A esta unidade que combateu incansavelmente, na Guiné Bissau, de 1964 a 1966, pertenceu um brioso famalicense, Álvaro Manuel Vilhena Mesquita, que lá faleceu, a 28 de Dezembro de 1964; era irmão da Exma. Diretora do J.F. Por ele por todos nós a CCaç 675 portou-se digna e heroicamente, durante os dois anos de dura luta; no após guerra, a gloriosa tem vindo a provar que, sem espingardas na mão, continua a ser uma unidade de elite, exemplar e diferente de todas as outras unidades, sem desprimor para ninguém. Não é essa, juro, a nossa intenção.

Há tempos, escrevendo para ex-alunos do Colégio de Oliveira de Azeméis (estabelecimento de ensino que frequentei) eu defendi que a minha “ida à guerra” foi uma das coisas boas que me aconteceram na vida e apresentei as seguintes razões:

1º Lá aprendi muito e, como ser humano, cresci bastante – no respeito pelo próximo, na disciplina, na camaradagem, etc.
2º Como consegui sobreviver tenho matéria quase infinda para transmitir e o bom Deus deu-me vida para levar a cabo esta complicada tarefa;
3º Naqueles dois anos intermináveis vividos à sombra de tremendas intempéries e no meio de desmedidos perigos constantes – 60 minutos por hora e todos os dias – entre inimagináveis dificuldades e carências de toda a sorte, tivemos oportunidade (e aproveitámo-la da maneira mais conveniente) de edificar um numeroso agregado familiar de mais de 160 membros, amigos de todas as horas (antes quebrar que torcer) e sempre prontos a enfrentar os maiores sacrifícios para safar o companheiro do lado de qualquer situação calamitosa em que se encontre.

Isto só foi possível porque fomos superiormente comandados e ensinados por um oficial (capitão) rico em qualidades sublimes.

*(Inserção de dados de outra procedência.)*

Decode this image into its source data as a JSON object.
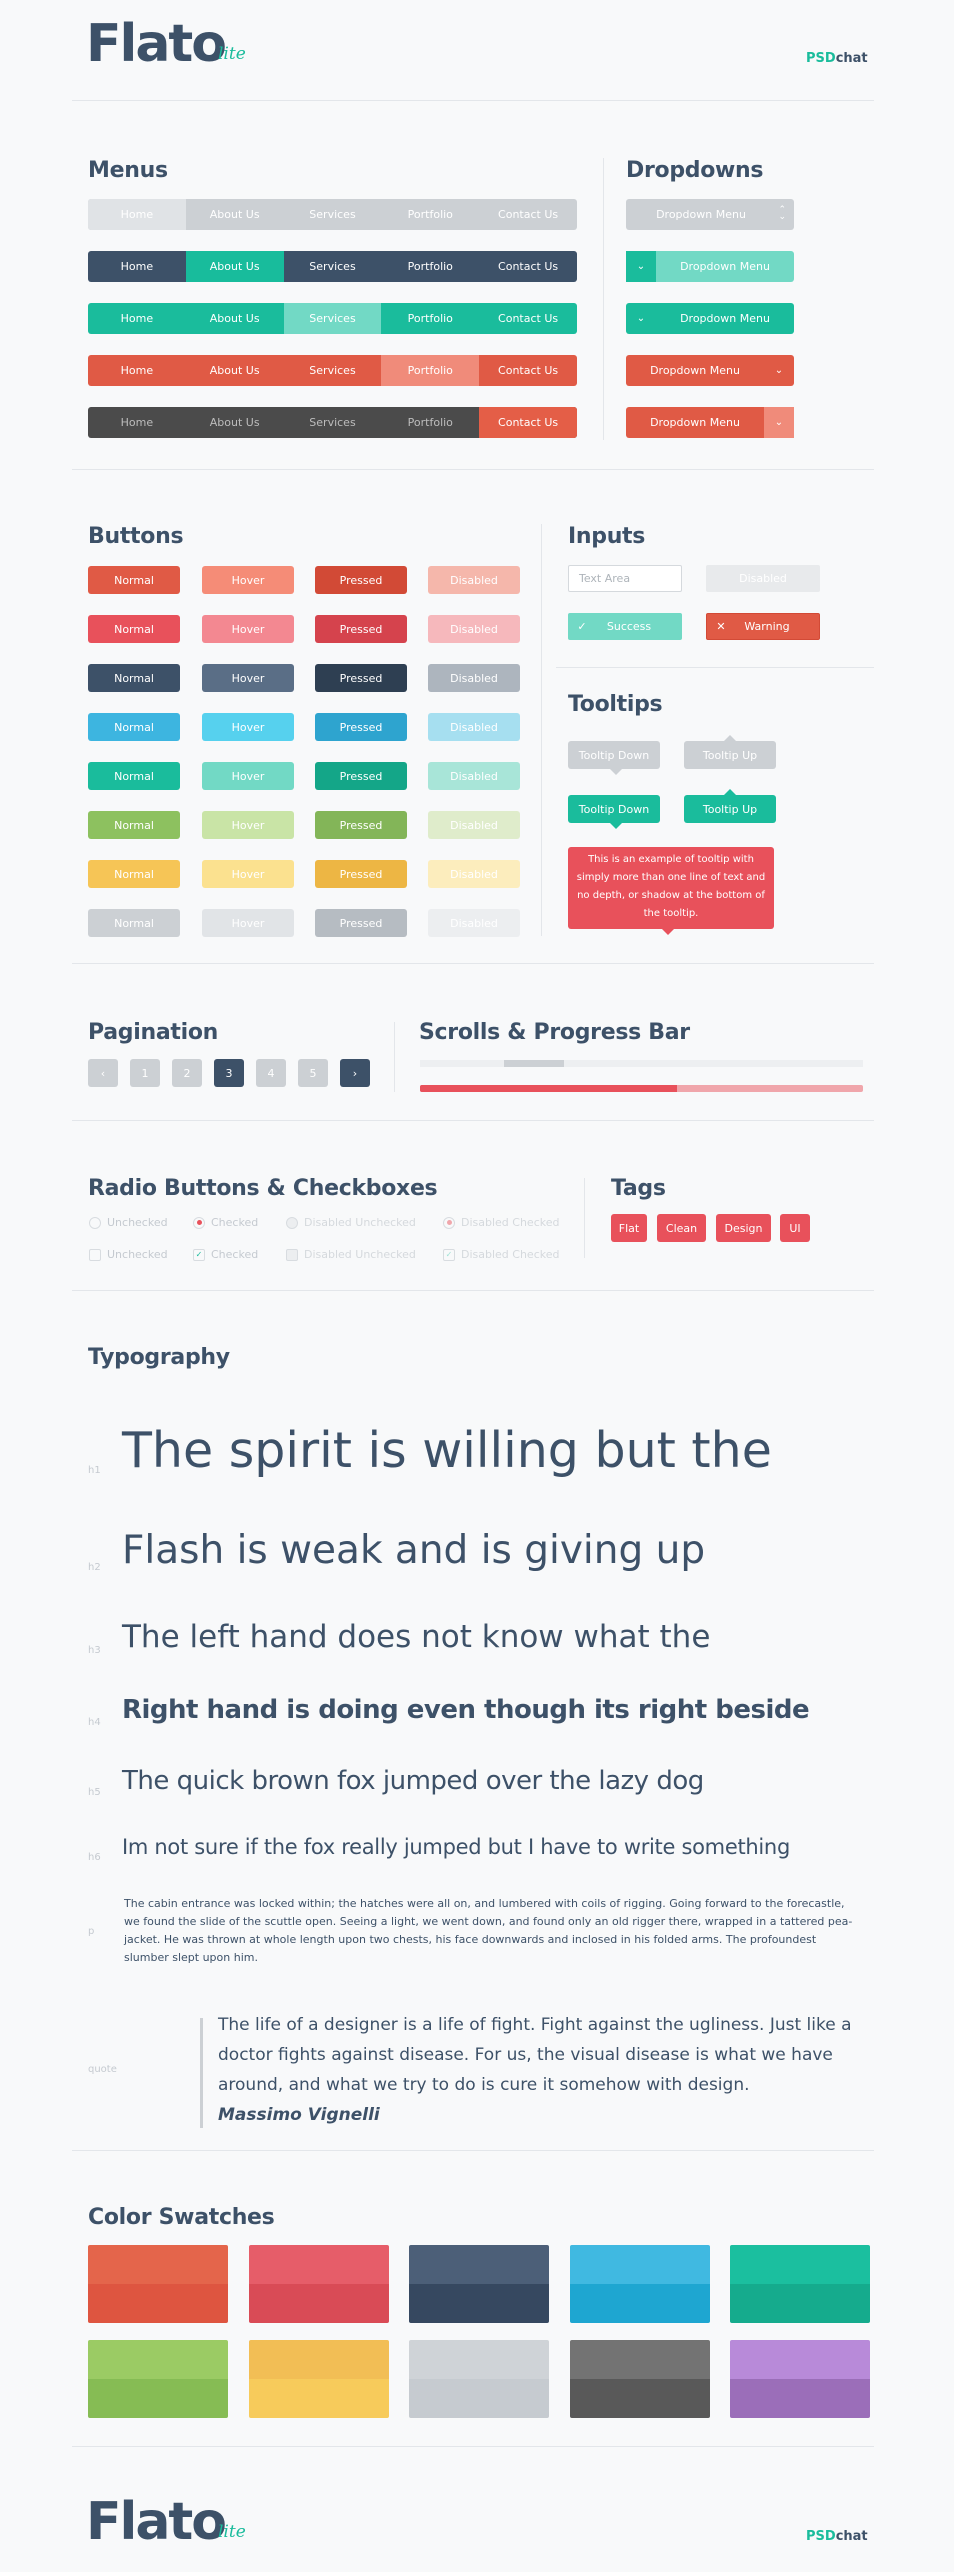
{
  "logo": {
    "main": "Flato",
    "sub": "lite",
    "psd_a": "PSD",
    "psd_b": "chat"
  },
  "sections": {
    "menus": "Menus",
    "dropdowns": "Dropdowns",
    "buttons": "Buttons",
    "inputs": "Inputs",
    "tooltips": "Tooltips",
    "pagination": "Pagination",
    "scrolls": "Scrolls & Progress Bar",
    "radio": "Radio Buttons & Checkboxes",
    "tags": "Tags",
    "typography": "Typography",
    "swatches": "Color Swatches"
  },
  "menu_items": [
    "Home",
    "About Us",
    "Services",
    "Portfolio",
    "Contact Us"
  ],
  "dropdown_label": "Dropdown Menu",
  "button_states": [
    "Normal",
    "Hover",
    "Pressed",
    "Disabled"
  ],
  "inputs": {
    "placeholder": "Text Area",
    "disabled": "Disabled",
    "success": "Success",
    "warning": "Warning"
  },
  "tooltips": {
    "down": "Tooltip Down",
    "up": "Tooltip Up",
    "long": "This is an example of tooltip with simply more than one line of text and no depth, or shadow at the bottom of the tooltip."
  },
  "pagination": {
    "prev": "‹",
    "next": "›",
    "pages": [
      "1",
      "2",
      "3",
      "4",
      "5"
    ],
    "active": "3"
  },
  "progress": {
    "scroll_value": 0.19,
    "bar_value": 0.58
  },
  "checks": {
    "unchecked": "Unchecked",
    "checked": "Checked",
    "dis_unchecked": "Disabled Unchecked",
    "dis_checked": "Disabled Checked"
  },
  "tags": [
    "Flat",
    "Clean",
    "Design",
    "UI"
  ],
  "typography": {
    "h1_label": "h1",
    "h1": "The spirit is willing but the",
    "h2_label": "h2",
    "h2": "Flash is weak and is giving up",
    "h3_label": "h3",
    "h3": "The left hand does not know what the",
    "h4_label": "h4",
    "h4": "Right hand is doing even though its right beside",
    "h5_label": "h5",
    "h5": "The quick brown fox jumped over the lazy dog",
    "h6_label": "h6",
    "h6": "Im not sure if the fox really jumped but I have to write something",
    "p_label": "p",
    "p": "The cabin entrance was locked within; the hatches were all on, and lumbered with coils of rigging. Going forward to the forecastle, we found the slide of the scuttle open. Seeing a light, we went down, and found only an old rigger there, wrapped in a tattered pea-jacket. He was thrown at whole length upon two chests, his face downwards and inclosed in his folded arms. The profoundest slumber slept upon him.",
    "quote_label": "quote",
    "quote": "The life of a designer is a life of fight. Fight against the ugliness. Just like a doctor fights against disease. For us, the visual disease is what we have around, and what we try to do is cure it somehow with design.",
    "quote_author": "Massimo Vignelli"
  },
  "colors": {
    "accent": "#1abc9c",
    "navy": "#3d5168",
    "red": "#e05a45"
  }
}
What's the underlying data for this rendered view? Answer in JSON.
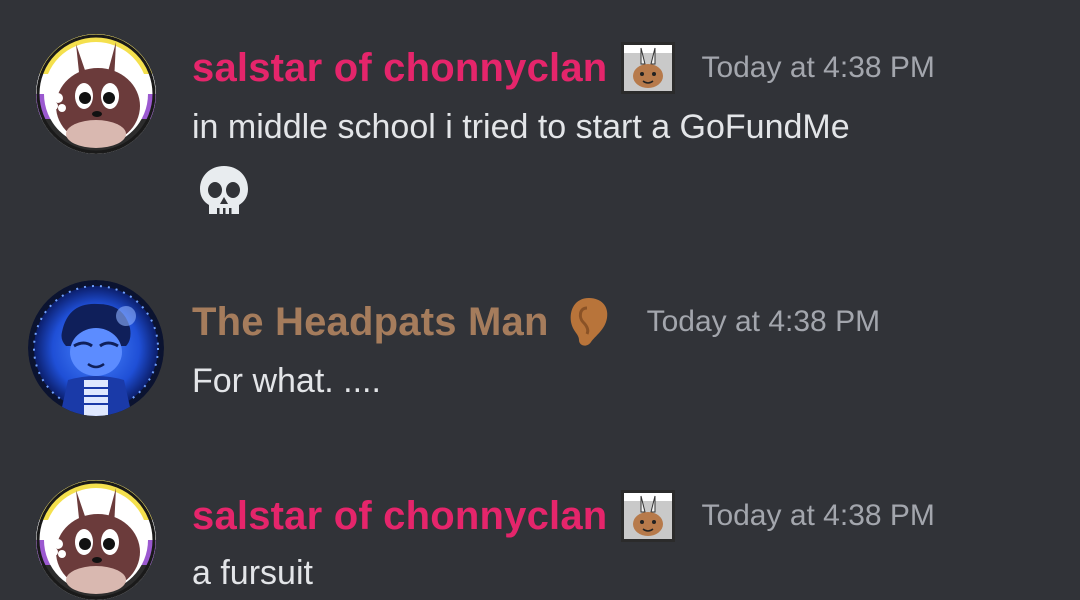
{
  "colors": {
    "background": "#313338",
    "salstar_name": "#e5256b",
    "headpats_name": "#a57c5c",
    "timestamp": "#a3a6ad",
    "message_text": "#e3e5e8"
  },
  "messages": [
    {
      "username": "salstar of chonnyclan",
      "badge_icon": "bunny-cat-badge-icon",
      "timestamp": "Today at 4:38 PM",
      "text": "in middle school i tried to start a GoFundMe",
      "emoji": "skull-emoji-icon"
    },
    {
      "username": "The Headpats Man",
      "badge_icon": "ear-icon",
      "timestamp": "Today at 4:38 PM",
      "text": "For what. ...."
    },
    {
      "username": "salstar of chonnyclan",
      "badge_icon": "bunny-cat-badge-icon",
      "timestamp": "Today at 4:38 PM",
      "text": "a fursuit"
    }
  ]
}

Não uso mais adjetivos porque, mesmo que citasse todos os qualificativos do mais completo dicionário da nossa língua, todos não seriam suficientes para classificar com rigor tão destacada figura de homem e de militar. Alguém já disse que nós “endeusamos” aquele capitão (há anos que é general) mas fazemo-lo em plena consciência de que ele merece todo o nosso carinho e reconhecimento e que ele sente o mesmo por nós. A CCaç 675 foi célebre na Guiné, fomos a unidade mais badalada de todas durante aqueles dois anos porque:

- “Limpámos” completamente a nossa zona;
- Conseguimos trazer do Senegal largas centenas de portugueses que ali se refugiaram para escapar às represálias dos “independentistas” que os espoliaram de seus bens. Passada a fronteira, no regresso, eles diziam: “não temos nada a não ser a fiança do capitão”!
- Por solicitação, devidamente fundamentada, do célebre “capitão do quadrado” (como os adversários o apelidaram) o Governador-geral, Sr. General Arnaldo Shulz forneceu toneladas de arroz e amendoim para semear, toneladas de arroz para comer e 100.000$00 para adquirir alimentos para aquela gente;
- Beneficiámos estradas e reconstruímos pontes que haviam sido queimadas para impedir a nossa passagem;
- Construímos duas pistas de aterragem;
- Edificámos uma escola onde umas dezenas de crianças nativas aprendiam a ler e a escrever na língua de Camões e contratámos, a expensas nossas, um “professor” para as alfabetizar.

Um belo domingo, cerca de 30 crianças, alinhados por alturas, compareceram junto à sede da Companhia para assistir respeitosamente ao hastear da Bandeira; enquanto Ela subia garbosa ao longo daquela haste tosca e informe, as crianças cantaram jubilosamente o Hino Nacional – uma agradável surpresa para todos nós.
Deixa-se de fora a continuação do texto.